I wonder how long it would've taken me to track down 1810-1811 calendars plus moon phases if I'd been writing this book 30 years ago, as an unusually precocious 9-year-old. :-) I'm not even sure how to go about such a search pre-internet. Get a research librarian to help me track down old farmers' almanacs, maybe? It certainly wouldn't have been the work of half an hour. On the whole, I think I love the internet.

3 comments:

  1. Heh. As an ex-reference librarian whose career started (just) before Google, I had to comment on this...

    It actually wouldn't have been very difficult, assuming you had access to a decent-sized public library.
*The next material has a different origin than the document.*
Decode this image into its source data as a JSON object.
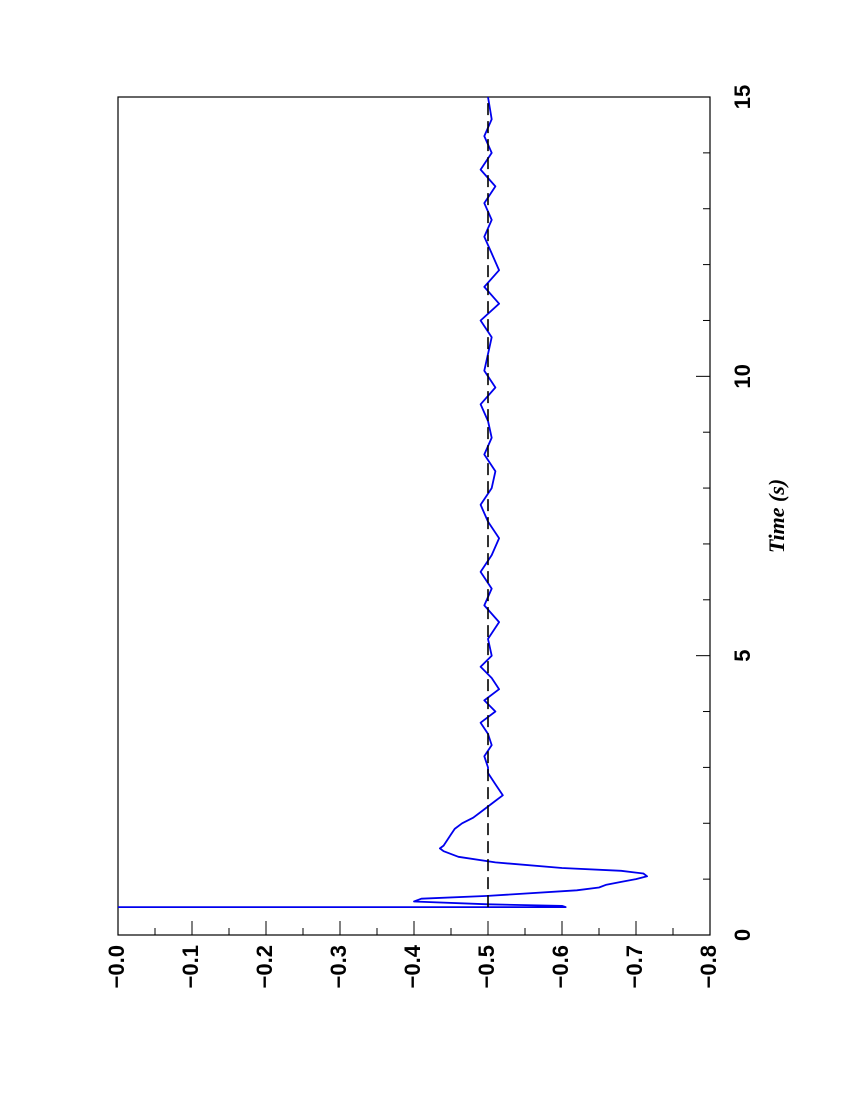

Daily chronologies & timelines have been printed for most major wars and each century. (I'm thinking particularly of the "Day by Day" series, but there are/were dozens.) And astronomical/naval almanacs have moon & planet data going back centuries as well.

    But all that information wouldn't have been nicely formatted in an electronic file; you'd have had to copy it out by hand. So agreed on the internet love!

    ReplyDelete
  2. I think 30 years ago, you would have been stuck calculating it yourself ... if you even bothered! I was going to recommend datandtime.org, so I'm glad you found it for yourself. We use it to set up our school calendars.

    I think I'll keep it in mind for my time travel historical.

    ReplyDelete
  3. Danielle, 30 years ago I didn't have access to a big public library, just a friendly small-town one. Presumably the Seattle library would have such resources, but only in the downtown branch. So, easier than I thought, but still a special trip to someplace a bit out-of-the-way as opposed to a quick Google. Of course, most everything is. I wonder if I would've been such an extreme research stickler back when it was harder.

    Tia, I like to hope I would've bothered...OTOH, we all have our lines where we decide it's time to quit researching, stop writing, and just make whatever else we need up, and pre-internet my lines might've been a lot less strict.